14. SPECIAL CONDITIONS
This Agreement is subject to the Special Conditions (if any) set out in Item 10 Schedule 1 and in each Work Order. In the event of inconsistency between the Special Conditions and the provisions of the Agreement, the Special Conditions apply.
15. GENERAL
15.1 This Agreement is made under and governed by the laws of the State of New South Wales and both parties exclusively submit to the jurisdiction of courts of New South Wales and their respective appellate courts.
15.2 Notices to or by a party delivered in person are deemed to be given by the sender and received by the addressee at the address listed in this Agreement when delivered to the addressee: if by post, three (3) business days from and including the date of postage; or if by facsimile, when transmitted to the addressee provided that if transmission is on a day which is not a business day or is after 5.00 pm (addressee's time) on the next business day.
15.3 Any provision or the application of any provision of the Agreement which is void, illegal or unenforceable in any jurisdiction does not affect the validity, legality or enforceability of that provision in any other jurisdiction or of the remaining provisions in that or any other jurisdiction. A waiver of any right must be in writing, and does not affect any other rights.
15.4 An amendment or variation to this agreement is not effective unless it is in writing and signed by the parties. This Agreement may be signed in counterparts.
15.5 The Service Provider may assign or transfer this Agreement at any time, by providing written notice to the Recipient. The Recipient may not assign or transfer this Agreement.
15.6 If a party is unable, wholly or in part, by reason of a Force Majeure Event, to perform an obligation under this Agreement, the affected party will not be liable to the other party for a failure to perform that obligation and that obligation will be suspended to the extent and for the duration of the Force Majeure Event provided that the affected party gives the other party prompt notice with sufficient details of the relevant Force Majeure Event, including, to the extent known:
a) details of the obligation the affected party cannot perform;
b) a full description of the Force Majeure Event;
c) an estimate of the time during which the effects of the Force Majeure Event will continue; and
d) any measures proposed to be adopted to remedy or abate the Force majeure Event.

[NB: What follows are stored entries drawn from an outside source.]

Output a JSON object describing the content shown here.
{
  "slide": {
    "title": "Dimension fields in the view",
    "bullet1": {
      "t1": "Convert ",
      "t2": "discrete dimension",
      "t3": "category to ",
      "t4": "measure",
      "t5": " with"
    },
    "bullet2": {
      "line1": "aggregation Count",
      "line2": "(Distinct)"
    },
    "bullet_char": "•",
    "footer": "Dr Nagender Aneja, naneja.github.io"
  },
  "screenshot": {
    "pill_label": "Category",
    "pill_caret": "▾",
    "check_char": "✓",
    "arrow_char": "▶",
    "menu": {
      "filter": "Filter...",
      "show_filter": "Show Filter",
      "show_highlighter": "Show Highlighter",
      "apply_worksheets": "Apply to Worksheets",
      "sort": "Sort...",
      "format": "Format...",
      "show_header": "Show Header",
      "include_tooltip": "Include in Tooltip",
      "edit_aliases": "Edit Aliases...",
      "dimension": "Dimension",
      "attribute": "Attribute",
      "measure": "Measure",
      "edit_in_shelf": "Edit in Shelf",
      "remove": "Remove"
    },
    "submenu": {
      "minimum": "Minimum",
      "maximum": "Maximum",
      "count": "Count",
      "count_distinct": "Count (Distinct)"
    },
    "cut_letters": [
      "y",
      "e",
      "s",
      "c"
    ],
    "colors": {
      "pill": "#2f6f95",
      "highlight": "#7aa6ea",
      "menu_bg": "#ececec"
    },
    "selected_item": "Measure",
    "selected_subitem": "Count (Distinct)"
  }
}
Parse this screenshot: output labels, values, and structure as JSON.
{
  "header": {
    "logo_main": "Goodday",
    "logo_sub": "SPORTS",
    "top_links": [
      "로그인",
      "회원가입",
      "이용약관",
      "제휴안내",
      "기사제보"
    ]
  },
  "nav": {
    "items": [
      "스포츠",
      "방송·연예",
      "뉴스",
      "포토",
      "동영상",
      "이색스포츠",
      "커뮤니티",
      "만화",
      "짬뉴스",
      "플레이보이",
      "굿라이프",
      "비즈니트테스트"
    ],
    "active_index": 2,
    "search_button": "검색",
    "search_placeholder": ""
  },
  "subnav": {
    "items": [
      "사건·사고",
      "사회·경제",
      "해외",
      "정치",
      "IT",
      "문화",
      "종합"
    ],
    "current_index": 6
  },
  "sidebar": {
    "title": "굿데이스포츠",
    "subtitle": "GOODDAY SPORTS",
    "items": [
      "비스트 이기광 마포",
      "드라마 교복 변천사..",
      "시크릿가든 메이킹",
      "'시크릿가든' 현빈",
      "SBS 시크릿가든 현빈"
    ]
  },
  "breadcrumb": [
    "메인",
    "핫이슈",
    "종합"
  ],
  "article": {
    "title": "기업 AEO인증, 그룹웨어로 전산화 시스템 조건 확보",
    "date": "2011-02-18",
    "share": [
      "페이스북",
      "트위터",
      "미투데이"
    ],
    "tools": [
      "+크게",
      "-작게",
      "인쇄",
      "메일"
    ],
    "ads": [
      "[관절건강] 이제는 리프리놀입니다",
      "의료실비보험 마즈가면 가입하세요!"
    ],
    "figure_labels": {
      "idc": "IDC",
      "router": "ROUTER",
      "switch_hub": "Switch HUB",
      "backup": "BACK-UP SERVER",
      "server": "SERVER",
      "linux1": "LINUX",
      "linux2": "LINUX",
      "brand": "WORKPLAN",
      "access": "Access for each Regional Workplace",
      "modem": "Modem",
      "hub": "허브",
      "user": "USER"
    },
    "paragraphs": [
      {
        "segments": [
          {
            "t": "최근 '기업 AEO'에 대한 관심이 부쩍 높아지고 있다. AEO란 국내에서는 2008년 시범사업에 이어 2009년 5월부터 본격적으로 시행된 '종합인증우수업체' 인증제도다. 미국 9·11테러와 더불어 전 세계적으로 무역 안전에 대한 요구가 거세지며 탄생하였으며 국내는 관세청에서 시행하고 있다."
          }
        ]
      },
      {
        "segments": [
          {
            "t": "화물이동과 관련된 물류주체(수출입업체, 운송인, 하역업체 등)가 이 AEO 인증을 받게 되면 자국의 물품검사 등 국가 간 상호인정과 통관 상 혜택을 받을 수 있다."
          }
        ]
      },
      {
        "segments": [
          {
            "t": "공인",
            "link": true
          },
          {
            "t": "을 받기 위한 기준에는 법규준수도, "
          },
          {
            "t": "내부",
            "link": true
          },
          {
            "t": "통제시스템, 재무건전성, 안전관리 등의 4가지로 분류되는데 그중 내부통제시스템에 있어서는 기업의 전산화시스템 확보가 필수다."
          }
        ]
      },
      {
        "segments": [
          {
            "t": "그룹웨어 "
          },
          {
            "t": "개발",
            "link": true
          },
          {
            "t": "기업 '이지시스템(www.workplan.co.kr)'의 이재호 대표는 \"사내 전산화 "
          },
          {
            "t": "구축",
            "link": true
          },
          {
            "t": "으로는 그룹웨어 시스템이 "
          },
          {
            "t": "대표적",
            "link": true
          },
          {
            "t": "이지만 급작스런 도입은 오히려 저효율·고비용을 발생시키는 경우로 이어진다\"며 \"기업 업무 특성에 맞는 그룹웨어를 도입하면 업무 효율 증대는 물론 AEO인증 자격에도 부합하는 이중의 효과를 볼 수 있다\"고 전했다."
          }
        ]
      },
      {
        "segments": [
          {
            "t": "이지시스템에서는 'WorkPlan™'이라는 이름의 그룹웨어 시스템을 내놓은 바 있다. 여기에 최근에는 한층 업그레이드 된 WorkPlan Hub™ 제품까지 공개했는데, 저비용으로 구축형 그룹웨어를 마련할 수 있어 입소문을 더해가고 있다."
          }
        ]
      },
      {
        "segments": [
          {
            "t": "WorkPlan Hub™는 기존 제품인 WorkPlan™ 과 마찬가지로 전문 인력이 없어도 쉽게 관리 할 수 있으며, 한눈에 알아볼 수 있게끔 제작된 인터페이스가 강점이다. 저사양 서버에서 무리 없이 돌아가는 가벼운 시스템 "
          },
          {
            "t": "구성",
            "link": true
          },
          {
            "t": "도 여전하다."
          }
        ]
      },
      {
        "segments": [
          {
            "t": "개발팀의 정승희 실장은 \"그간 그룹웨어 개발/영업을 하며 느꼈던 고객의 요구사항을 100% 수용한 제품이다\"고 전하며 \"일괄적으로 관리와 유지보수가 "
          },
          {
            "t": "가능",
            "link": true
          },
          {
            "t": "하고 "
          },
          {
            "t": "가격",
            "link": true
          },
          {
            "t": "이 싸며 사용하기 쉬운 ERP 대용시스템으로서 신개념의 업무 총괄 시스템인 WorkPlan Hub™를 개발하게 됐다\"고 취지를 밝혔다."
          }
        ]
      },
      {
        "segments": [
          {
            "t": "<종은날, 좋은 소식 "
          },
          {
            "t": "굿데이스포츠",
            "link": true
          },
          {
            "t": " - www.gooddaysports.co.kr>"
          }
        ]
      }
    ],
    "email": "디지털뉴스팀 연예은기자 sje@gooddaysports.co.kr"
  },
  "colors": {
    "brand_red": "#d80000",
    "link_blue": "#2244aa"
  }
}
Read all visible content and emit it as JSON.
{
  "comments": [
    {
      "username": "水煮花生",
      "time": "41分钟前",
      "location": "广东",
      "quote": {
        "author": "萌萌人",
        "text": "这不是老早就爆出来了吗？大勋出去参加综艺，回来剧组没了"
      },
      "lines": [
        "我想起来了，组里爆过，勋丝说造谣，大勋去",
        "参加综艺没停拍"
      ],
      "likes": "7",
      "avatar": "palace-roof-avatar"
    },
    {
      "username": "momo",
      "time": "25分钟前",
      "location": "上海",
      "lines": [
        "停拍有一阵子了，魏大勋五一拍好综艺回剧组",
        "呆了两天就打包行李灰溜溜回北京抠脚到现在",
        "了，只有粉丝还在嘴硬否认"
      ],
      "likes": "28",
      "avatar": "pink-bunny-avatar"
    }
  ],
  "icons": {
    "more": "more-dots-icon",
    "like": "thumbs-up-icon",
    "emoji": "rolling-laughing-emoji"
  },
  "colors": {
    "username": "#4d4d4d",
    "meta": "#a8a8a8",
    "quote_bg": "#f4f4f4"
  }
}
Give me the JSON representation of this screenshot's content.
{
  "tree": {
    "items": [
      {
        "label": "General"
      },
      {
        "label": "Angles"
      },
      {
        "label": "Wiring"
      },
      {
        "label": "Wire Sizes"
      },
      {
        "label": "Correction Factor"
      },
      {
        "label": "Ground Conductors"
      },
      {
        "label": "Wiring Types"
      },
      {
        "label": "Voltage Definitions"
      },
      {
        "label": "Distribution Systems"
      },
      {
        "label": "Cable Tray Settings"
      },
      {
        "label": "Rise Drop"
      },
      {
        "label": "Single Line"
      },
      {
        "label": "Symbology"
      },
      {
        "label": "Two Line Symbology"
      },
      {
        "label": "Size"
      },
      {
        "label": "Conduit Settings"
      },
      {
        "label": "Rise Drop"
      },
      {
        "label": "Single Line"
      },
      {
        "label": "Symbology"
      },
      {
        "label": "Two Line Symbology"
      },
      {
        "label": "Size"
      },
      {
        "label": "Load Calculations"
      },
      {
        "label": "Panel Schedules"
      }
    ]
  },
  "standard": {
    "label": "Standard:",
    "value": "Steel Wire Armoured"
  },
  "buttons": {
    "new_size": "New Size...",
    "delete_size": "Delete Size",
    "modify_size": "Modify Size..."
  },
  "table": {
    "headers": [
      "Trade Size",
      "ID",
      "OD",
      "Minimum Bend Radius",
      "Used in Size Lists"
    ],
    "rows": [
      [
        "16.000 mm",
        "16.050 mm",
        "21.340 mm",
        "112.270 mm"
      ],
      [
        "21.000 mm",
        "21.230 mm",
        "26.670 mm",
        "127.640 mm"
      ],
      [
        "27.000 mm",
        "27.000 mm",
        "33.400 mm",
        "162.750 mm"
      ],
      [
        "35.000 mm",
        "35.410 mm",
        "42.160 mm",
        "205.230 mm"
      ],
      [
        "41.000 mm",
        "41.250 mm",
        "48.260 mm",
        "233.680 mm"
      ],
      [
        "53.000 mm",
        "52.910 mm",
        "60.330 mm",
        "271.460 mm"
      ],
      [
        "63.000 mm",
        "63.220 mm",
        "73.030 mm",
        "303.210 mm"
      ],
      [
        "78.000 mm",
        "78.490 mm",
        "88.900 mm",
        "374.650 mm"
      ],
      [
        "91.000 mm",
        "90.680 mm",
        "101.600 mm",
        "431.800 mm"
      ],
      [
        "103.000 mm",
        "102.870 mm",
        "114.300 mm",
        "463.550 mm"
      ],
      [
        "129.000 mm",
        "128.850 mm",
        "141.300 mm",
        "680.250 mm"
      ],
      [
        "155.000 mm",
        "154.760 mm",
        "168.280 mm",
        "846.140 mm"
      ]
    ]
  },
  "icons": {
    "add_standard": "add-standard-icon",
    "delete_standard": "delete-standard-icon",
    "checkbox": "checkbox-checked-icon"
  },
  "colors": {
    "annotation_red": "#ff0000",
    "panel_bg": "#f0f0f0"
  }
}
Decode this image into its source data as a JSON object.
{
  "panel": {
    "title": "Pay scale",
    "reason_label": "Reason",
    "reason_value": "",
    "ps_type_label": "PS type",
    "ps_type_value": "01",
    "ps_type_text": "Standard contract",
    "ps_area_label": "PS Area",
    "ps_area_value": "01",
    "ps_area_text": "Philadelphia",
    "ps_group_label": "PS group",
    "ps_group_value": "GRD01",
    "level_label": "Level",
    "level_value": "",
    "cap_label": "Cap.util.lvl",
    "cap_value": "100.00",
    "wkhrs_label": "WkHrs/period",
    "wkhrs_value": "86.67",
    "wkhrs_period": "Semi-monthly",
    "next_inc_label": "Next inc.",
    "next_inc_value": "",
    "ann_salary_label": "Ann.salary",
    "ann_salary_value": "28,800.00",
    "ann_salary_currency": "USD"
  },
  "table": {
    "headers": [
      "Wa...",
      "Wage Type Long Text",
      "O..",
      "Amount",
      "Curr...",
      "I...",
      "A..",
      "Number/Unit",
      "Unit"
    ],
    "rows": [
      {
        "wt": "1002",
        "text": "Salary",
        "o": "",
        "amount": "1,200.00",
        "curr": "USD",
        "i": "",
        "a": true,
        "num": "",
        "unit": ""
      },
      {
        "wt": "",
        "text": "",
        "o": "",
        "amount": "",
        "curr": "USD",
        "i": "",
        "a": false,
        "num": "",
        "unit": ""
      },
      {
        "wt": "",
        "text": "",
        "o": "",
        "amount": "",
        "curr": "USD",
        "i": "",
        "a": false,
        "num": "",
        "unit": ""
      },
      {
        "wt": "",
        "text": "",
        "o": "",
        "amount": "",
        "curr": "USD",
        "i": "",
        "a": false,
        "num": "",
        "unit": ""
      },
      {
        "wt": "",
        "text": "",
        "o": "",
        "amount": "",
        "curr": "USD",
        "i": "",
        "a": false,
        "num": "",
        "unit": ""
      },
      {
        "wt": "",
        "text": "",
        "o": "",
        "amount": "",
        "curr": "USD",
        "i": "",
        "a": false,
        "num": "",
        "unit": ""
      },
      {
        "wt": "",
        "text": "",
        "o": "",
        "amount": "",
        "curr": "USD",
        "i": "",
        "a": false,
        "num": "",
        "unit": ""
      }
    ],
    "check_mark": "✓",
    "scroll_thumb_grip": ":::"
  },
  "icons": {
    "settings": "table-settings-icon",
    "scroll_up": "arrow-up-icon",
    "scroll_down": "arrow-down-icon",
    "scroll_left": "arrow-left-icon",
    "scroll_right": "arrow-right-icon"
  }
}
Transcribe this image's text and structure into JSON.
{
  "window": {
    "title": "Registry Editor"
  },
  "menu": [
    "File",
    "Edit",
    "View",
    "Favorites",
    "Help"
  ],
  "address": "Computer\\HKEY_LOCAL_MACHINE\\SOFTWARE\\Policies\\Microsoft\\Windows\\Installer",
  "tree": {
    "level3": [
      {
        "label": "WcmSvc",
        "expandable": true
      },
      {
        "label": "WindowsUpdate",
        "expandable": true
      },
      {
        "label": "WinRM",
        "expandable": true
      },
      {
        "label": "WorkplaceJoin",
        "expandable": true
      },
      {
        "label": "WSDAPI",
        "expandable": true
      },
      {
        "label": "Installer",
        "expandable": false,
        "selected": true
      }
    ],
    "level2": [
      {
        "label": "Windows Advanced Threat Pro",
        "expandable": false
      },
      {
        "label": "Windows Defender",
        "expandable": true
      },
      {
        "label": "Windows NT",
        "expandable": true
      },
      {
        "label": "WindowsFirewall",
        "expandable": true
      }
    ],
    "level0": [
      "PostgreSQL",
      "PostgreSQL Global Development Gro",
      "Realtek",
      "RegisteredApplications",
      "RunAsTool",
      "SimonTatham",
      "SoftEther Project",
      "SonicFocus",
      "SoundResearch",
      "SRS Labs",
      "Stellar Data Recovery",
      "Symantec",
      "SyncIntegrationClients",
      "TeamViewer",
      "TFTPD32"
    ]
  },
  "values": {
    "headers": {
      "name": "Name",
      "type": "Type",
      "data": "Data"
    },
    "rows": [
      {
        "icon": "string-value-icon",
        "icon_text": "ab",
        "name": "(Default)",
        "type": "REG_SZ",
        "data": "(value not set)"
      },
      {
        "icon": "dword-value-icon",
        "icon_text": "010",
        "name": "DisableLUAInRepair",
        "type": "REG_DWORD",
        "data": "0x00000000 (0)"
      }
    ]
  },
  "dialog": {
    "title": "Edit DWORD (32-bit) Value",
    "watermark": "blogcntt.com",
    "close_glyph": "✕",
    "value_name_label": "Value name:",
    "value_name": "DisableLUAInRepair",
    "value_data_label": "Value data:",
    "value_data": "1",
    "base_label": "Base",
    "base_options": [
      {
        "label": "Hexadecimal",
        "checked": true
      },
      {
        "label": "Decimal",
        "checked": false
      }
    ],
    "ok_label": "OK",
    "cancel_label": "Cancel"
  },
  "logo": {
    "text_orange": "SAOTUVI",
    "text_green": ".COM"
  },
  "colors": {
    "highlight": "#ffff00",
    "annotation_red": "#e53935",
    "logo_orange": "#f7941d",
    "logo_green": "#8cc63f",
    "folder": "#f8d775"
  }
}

15.7 If a Force Majeure Event prevents a party from substantially performing its material obligations under this Agreement for longer than 60 days, then the other party may at the expiry of that period, provided the effects of the event of Force Majeure are still subsisting, give notice in writing to the affected party immediately terminating this Agreement.
15.8 Despite clause 15.6 and clause 15.7, the party affected by the Force Majeure Event must:
a) use reasonable endeavours to mitigate the effect of the Force Majeure Event upon its performance of this Agreement and to fulfil its obligations under this Agreement (but without prejudice to any party’s right to terminate this Agreement);
b) keep the other party informed of the steps being taken to mitigate the effect upon that party’s performance of this Agreement; and
c) when the period for which its obligations are affected by the Force Majeure Event ceases, recommence performance of all its affected obligations under this Agreement the subject of its original notice under clauses 15.6 and 15.7.
15.9 Clauses 15.6 and 15.7 do not apply to the extent that any Force Majeure Event is caused or contributed to by a breach of this agreement by the party claiming to be affected by the Force Majeure Event.